Three years ago in Denver, René Marie ignited a firestorm of media attention when, invited to perform the national anthem at the mayor’s State of the City address, she sang “Lift Ev’ry Voice and Sing” to the music of “The Star-Spangled Banner.” It was, Marie noted at the time, her way of celebrating her love of country while also acknowledging that, having been raised in the segregated South, her Americanism requires distinct expression.
Now Marie has broadened her musical statement, not as a political salvo but as a more comprehensive expression of her patriotic perspective. At its most fundamental, the album showcases one of contemporary jazz’s finest vocalists flawlessly meshed with longtime bandmates Kevin Bales (piano), Rodney Jordan (bass) and Quentin Baxter (drums). It is, however, also a panorama of American music, extending from the traditional “John Henry” and the 19th-century pastoral “O Shenandoah” to Tin Pan Alley (“Imagination”), classic jazz (Brubeck’s “Strange Meadow Lark”), Motown (“Just My Imagination”) and 1960s counterculture (“White Rabbit”).

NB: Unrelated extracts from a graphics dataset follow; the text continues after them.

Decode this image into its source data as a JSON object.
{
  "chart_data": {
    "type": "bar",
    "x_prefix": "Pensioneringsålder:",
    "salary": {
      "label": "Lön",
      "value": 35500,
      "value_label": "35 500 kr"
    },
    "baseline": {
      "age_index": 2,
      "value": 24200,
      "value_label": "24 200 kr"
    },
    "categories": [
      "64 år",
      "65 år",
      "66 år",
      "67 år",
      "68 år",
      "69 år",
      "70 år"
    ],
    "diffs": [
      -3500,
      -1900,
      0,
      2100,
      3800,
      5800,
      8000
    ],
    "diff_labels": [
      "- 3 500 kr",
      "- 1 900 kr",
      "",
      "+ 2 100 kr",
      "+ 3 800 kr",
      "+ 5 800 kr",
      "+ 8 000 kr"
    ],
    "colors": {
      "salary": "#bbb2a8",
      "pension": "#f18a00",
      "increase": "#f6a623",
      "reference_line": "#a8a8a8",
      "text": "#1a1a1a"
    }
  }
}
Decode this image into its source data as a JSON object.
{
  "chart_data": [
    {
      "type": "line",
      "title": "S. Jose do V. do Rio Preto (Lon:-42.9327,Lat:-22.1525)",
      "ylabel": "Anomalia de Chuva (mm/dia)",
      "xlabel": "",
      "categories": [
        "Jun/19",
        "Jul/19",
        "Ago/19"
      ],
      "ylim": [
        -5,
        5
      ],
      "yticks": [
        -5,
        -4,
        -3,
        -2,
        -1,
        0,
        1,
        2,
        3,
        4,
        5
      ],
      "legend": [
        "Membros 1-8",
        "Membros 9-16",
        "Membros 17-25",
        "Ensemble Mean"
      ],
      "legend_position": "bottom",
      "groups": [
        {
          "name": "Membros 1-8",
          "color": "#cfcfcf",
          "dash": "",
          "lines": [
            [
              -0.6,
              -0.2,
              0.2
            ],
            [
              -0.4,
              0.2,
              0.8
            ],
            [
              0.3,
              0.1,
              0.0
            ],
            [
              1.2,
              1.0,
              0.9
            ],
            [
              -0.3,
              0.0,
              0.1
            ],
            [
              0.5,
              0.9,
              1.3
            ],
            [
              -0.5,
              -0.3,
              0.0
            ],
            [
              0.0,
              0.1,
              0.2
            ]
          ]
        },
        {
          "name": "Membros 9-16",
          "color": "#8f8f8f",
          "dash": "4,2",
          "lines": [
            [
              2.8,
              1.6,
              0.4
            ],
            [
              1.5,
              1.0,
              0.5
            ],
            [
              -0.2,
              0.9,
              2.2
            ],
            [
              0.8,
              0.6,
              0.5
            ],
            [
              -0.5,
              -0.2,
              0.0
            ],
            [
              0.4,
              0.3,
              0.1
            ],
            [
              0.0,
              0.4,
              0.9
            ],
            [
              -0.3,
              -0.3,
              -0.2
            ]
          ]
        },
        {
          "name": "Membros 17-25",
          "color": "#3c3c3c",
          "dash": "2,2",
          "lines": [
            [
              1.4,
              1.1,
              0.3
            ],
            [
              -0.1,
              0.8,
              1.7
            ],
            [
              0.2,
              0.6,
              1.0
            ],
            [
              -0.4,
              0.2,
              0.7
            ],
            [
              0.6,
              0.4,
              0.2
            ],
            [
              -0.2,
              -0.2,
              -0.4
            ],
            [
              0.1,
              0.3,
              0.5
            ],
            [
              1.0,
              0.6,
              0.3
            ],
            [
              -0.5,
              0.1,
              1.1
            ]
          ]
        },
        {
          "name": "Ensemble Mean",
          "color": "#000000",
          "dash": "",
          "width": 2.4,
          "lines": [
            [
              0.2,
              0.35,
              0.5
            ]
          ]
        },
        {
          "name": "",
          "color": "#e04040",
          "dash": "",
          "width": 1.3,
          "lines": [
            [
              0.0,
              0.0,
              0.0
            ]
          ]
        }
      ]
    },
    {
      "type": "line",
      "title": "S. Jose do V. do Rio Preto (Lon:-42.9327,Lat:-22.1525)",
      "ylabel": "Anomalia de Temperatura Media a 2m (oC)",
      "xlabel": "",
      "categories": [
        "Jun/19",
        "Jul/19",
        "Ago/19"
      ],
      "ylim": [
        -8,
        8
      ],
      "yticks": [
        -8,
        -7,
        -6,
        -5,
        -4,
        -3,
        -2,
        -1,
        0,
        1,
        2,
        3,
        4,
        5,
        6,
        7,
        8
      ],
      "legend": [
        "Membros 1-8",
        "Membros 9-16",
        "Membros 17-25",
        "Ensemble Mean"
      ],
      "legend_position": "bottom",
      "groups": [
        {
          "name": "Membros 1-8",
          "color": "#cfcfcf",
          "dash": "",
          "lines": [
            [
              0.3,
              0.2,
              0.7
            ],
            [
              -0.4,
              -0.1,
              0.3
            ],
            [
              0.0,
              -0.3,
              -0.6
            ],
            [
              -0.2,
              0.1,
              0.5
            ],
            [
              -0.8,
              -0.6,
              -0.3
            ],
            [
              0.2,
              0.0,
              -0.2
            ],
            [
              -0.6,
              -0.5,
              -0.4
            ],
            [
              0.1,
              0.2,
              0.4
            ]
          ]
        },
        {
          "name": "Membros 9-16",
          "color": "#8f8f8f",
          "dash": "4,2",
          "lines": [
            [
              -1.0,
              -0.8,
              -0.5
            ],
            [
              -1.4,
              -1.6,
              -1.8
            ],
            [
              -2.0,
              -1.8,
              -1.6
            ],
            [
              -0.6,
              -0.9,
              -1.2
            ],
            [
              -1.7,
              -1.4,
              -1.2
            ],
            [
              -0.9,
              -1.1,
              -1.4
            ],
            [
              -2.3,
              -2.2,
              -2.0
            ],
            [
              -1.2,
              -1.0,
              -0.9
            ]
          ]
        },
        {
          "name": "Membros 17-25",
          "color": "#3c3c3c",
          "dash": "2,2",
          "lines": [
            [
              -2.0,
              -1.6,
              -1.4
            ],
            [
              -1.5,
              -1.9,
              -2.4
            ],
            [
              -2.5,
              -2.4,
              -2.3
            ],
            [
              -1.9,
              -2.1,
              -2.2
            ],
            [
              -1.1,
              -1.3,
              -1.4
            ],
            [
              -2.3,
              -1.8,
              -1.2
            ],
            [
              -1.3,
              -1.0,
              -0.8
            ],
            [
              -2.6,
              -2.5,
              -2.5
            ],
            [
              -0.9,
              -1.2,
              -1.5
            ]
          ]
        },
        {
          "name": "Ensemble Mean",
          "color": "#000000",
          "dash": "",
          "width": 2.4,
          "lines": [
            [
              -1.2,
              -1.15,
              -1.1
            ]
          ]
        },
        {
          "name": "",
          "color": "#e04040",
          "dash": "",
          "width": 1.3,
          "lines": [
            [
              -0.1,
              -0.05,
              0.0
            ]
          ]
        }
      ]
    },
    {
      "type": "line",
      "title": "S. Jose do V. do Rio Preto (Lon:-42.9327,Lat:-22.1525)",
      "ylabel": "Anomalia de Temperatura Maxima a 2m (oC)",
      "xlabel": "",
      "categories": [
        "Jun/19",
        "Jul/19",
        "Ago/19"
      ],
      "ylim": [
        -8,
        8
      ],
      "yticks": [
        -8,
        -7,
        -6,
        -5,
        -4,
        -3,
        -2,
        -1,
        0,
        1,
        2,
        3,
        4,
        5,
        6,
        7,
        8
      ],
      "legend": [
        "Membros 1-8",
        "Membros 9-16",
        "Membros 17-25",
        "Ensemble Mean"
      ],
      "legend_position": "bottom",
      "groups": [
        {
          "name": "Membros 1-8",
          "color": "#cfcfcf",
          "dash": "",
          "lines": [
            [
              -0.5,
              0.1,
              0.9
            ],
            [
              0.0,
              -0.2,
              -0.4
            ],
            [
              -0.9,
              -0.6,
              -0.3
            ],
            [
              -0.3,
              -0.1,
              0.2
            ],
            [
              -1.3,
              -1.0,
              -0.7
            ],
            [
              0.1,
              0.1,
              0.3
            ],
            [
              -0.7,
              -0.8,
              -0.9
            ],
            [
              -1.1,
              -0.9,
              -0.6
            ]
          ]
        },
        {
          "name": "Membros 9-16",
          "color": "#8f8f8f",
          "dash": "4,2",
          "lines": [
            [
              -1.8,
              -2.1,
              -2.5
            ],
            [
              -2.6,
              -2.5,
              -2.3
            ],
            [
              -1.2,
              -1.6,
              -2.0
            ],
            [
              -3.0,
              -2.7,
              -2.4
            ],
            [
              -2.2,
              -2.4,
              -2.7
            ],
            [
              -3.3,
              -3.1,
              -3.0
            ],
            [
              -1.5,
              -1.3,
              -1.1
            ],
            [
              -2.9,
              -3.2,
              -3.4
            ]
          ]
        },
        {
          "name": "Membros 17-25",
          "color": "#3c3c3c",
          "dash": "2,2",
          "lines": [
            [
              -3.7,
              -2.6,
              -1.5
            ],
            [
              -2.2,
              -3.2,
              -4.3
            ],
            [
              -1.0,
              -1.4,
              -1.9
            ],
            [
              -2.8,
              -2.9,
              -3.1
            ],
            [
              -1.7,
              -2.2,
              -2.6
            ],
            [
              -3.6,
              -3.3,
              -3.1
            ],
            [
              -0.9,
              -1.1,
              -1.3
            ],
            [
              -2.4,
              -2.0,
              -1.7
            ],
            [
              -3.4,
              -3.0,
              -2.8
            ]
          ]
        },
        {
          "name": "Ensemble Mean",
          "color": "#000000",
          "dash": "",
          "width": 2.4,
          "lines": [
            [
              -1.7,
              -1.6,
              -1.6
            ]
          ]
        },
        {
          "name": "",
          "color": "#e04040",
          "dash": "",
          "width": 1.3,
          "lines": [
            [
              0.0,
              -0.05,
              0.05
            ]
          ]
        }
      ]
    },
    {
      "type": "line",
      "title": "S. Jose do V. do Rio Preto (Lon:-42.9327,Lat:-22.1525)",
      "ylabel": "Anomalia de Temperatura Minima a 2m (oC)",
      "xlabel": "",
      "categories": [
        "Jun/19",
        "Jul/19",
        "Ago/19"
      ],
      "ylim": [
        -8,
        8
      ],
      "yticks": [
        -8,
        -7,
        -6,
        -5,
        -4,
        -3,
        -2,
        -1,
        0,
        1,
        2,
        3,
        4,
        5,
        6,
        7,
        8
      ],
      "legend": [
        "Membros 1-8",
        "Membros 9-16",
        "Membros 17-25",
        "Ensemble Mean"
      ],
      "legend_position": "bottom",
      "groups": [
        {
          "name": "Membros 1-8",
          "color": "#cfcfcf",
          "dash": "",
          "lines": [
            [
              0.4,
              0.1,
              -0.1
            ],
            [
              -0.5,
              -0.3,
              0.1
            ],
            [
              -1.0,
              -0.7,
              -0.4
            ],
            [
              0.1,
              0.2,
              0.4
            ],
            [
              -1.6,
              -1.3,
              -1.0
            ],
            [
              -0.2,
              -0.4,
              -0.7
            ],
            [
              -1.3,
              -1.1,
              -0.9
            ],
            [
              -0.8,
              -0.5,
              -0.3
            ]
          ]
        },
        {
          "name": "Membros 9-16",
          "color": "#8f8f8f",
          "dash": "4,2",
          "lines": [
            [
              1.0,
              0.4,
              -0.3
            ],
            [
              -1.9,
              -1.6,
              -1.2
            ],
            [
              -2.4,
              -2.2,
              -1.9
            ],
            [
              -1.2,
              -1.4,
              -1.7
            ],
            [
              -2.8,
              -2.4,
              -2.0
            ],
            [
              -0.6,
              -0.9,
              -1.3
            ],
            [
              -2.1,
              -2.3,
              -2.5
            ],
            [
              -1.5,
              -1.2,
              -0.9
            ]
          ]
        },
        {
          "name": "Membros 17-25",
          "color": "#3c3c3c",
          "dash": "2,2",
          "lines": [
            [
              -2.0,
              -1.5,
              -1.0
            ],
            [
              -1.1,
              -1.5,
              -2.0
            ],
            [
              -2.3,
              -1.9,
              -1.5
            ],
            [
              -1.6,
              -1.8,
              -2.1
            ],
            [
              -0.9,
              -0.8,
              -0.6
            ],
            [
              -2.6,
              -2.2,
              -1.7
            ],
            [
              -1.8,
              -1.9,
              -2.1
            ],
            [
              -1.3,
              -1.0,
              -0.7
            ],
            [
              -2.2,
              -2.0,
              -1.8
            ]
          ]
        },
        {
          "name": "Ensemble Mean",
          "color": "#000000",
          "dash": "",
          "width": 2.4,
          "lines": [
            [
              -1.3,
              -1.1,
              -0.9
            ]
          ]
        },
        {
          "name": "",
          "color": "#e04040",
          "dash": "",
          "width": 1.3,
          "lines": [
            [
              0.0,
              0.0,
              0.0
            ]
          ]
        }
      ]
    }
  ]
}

Woven into this luxuriant fabric are shrewd reflections on African-American struggles and triumphs. With “Angelitos Negros” ushering in the “Voice of My Beautiful Country Suite” (an amalgam including “America the Beautiful,” “My Country ‘Tis of Thee,” “Life Ev’ry Voice” and “The Star-Spangled Banner”), Marie’s latest emerges as a multi-striped pastiche that speaks with courage, eloquence and, above all, pride.